Penebangan kayu ilegal merupakan salah satu masalah utama yang dialami wilayah-wilayah di pedalaman. Data dari Fern mengungkapkan bahwa di tahun 2001, 80 persen kayu yang ditebang merupakan tindakan ilegal. Di Indonesia, persentasenya mencapai angka 73 persen. Memetakan wilayah dan memukul mundur perusahaan-perusahaan kayu ilegal adalah langkah yang benar-benar mendesak untuk dilakukan demi menyematkan alam yang mereka tinggali.
Di sebuah desa terpencil di luar kota Jhansi di India, sebagaimana diwartakan Techcruch, teknologi juga menjadi semacam penyelamat bagi mereka, terutama bagi kaum perempuan.
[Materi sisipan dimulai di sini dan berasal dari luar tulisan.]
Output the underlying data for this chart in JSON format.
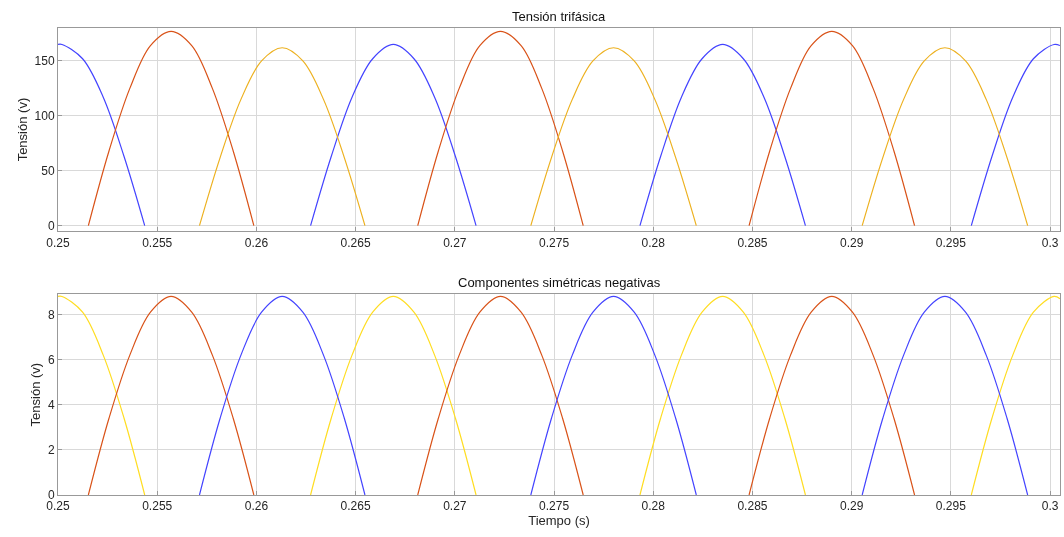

Suatu kelompok aktivis yang tergabung dalam Accredited Social Health Activists atau ASHAs memanfaatkan aplikasi bernama mSaki. Aplikasi mSaki digunakan untuk mengedukasi perempuan tentang kehamilan dan perawatan bayi.
Aplikasi mSaki dibuat oleh Qualcomm dan dikembangkan oleh IntraHealth International. Aplikasi tersebut telah menjangkau lebih dari 16.000 perempuan di India. Aplikasi tersebut, dirancang untuk bisa digunakan dalam jaringan yang berkoneksi internet rendah.
Aplikasi mSaki merupakan satu dari 2,6 juta aplikasi yang ada di Google Play Store menurut Statistadi bulan Desember 2016.
Hampir mirip dengan apa yang terjadi oleh suku-suku di atas, para peneliti juga memanfaatkan teknologi untuk “mengawasi” suku-suku pedalaman. Live Science menulis, umumnya peneliti memanfaatkan teknologi satelit yang jauh lebih murah bila dibandingkan dengan menggunakan pesawat atau helikopter. Melakukan penelitian langsung juga kurang disukai lantaran para peneliti karena akan menyebarkan penyakit pada orang-orang yang tak terjamah dunia luar tersebut.
“Saya selalu menginginkan mempelajari dalam cara yang aman dan penginderaan jauh menawarkan hal demikian,” ujar Robert Walker, Antropolog Universitas Missouri. Ia pun menambahkan, “kami bisa menemukan desa yang terisolasi dengan penginderaan jauh dan melakukan pembelajaran setiap saat. Kami bisa bertanya, apakah mereka berkembang? Apakah mereka bermigrasi?”
Teknologi, yang identik dengan hingar-bingar kota metropolitan, ternyata memberikan dampak yang cukup besar bagi orang-orang di pedalaman.